Para de Lubac, en realidad, “hay un deseo natural de lo sobrenatural que es lo que evoca esa correspondencia” posible. La tensión que se da en la condición humana que, a través de la observación de su finitud, cae en la cuenta de su radical infinitud. “Lo sobrenatural es pues ese elemento divino inaccesible al esfuerzo del hombre (¡nada de autodivinización!), pero que se une al hombre, «elevándole», penetrándole para divinizarle, llegando así a ser como un atributo del «hombre nuevo»”. Esto, que según la teología católica, vale para el hombre, para nosotros es bueno para la política: el intento de comprender lo político hace que no entendamos nada, porque no se puede reducir a ley causal aquello que en sí mismo es relación.
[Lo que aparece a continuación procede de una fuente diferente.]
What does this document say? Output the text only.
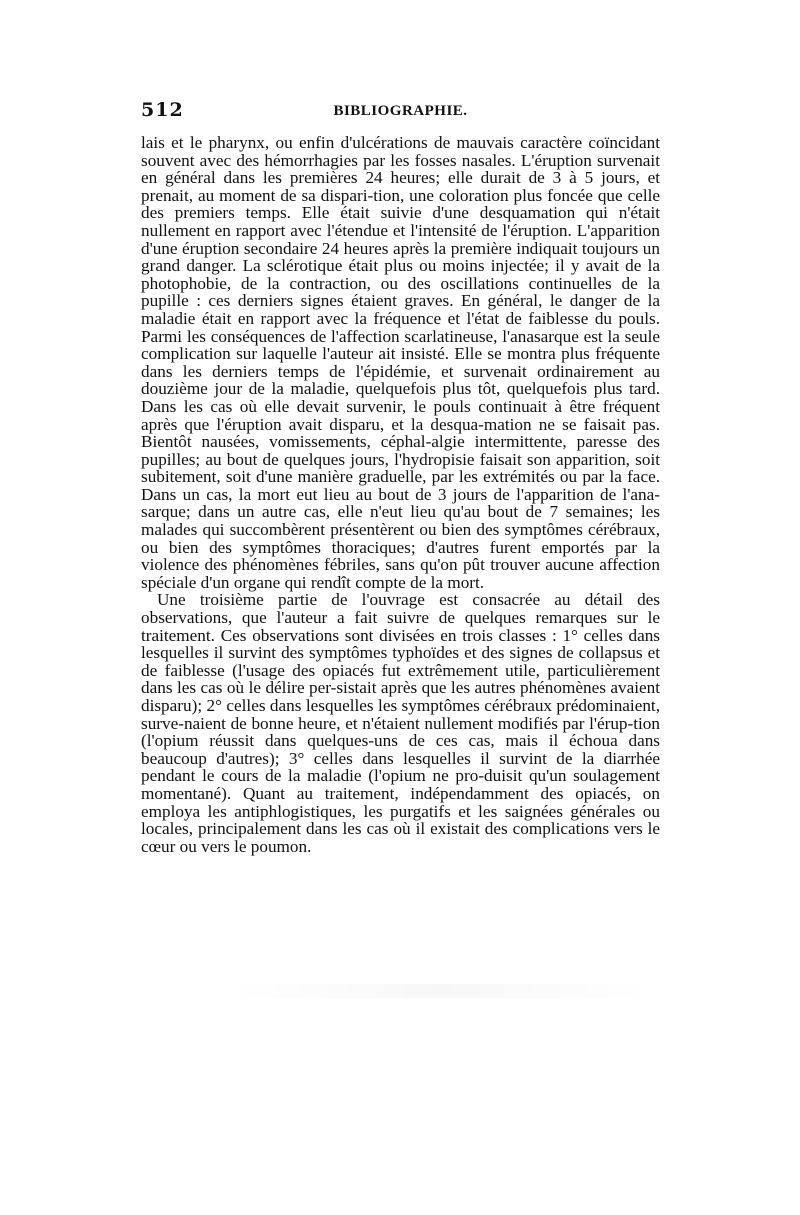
512	BIBLIOGRAPHIE.

lais et le pharynx, ou enfin d'ulcérations de mauvais caractère coïncidant souvent avec des hémorrhagies par les fosses nasales. L'éruption survenait en général dans les premières 24 heures; elle durait de 3 à 5 jours, et prenait, au moment de sa dispari-tion, une coloration plus foncée que celle des premiers temps. Elle était suivie d'une desquamation qui n'était nullement en rapport avec l'étendue et l'intensité de l'éruption. L'apparition d'une éruption secondaire 24 heures après la première indiquait toujours un grand danger. La sclérotique était plus ou moins injectée; il y avait de la photophobie, de la contraction, ou des oscillations continuelles de la pupille : ces derniers signes étaient graves. En général, le danger de la maladie était en rapport avec la fréquence et l'état de faiblesse du pouls. Parmi les conséquences de l'affection scarlatineuse, l'anasarque est la seule complication sur laquelle l'auteur ait insisté. Elle se montra plus fréquente dans les derniers temps de l'épidémie, et survenait ordinairement au douzième jour de la maladie, quelquefois plus tôt, quelquefois plus tard. Dans les cas où elle devait survenir, le pouls continuait à être fréquent après que l'éruption avait disparu, et la desqua-mation ne se faisait pas. Bientôt nausées, vomissements, céphal-algie intermittente, paresse des pupilles; au bout de quelques jours, l'hydropisie faisait son apparition, soit subitement, soit d'une manière graduelle, par les extrémités ou par la face. Dans un cas, la mort eut lieu au bout de 3 jours de l'apparition de l'ana-sarque; dans un autre cas, elle n'eut lieu qu'au bout de 7 semaines; les malades qui succombèrent présentèrent ou bien des symptômes cérébraux, ou bien des symptômes thoraciques; d'autres furent emportés par la violence des phénomènes fébriles, sans qu'on pût trouver aucune affection spéciale d'un organe qui rendît compte de la mort.

Une troisième partie de l'ouvrage est consacrée au détail des observations, que l'auteur a fait suivre de quelques remarques sur le traitement. Ces observations sont divisées en trois classes : 1° celles dans lesquelles il survint des symptômes typhoïdes et des signes de collapsus et de faiblesse (l'usage des opiacés fut extrêmement utile, particulièrement dans les cas où le délire per-sistait après que les autres phénomènes avaient disparu); 2° celles dans lesquelles les symptômes cérébraux prédominaient, surve-naient de bonne heure, et n'étaient nullement modifiés par l'érup-tion (l'opium réussit dans quelques-uns de ces cas, mais il échoua dans beaucoup d'autres); 3° celles dans lesquelles il survint de la diarrhée pendant le cours de la maladie (l'opium ne pro-duisit qu'un soulagement momentané). Quant au traitement, indépendamment des opiacés, on employa les antiphlogistiques, les purgatifs et les saignées générales ou locales, principalement dans les cas où il existait des complications vers le cœur ou vers le poumon.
No podemos acorralar la acción política, hay que orientarla y encauzarla hacia la infinitud a la que tiende. Lo político, como lo natural, es aquella realidad que desea ser elevada, pero que no puede hacerlo por sí misma. Está mal intentar la “autoelevación”, ya hemos aprendido la carísima lección que nos impartieron los mesianismos nazi y socialista; pero también está muy mal negar el deseo de elevarse por encima de uno mismo y conformarse con la seguridad de un orden securitario, también esto lo aprendimos de la sociedad burguesa del siglo XIX y su trágico final representado en el escenario de la Primera Guerra Mundial cuyo origen ahora recordamos.
De Lubac afirma que el cristianismo es una doctrina de “transformación” y nosotros no renunciamos a explorar el sentido político que tiene esta afirmación tan radical. Somos conscientes de lo pantanoso que es este territorio, de las atrocidades que los modernos Prometeos han cometido en el mundo, pero somos también conscientes de la tristeza (acedia) política y social que existe hoy por la inacción y que, si no es debidamente respondida, puede ser acogida por nuevos ídolos políticos o, como dice Ganne, “falsos profetas”.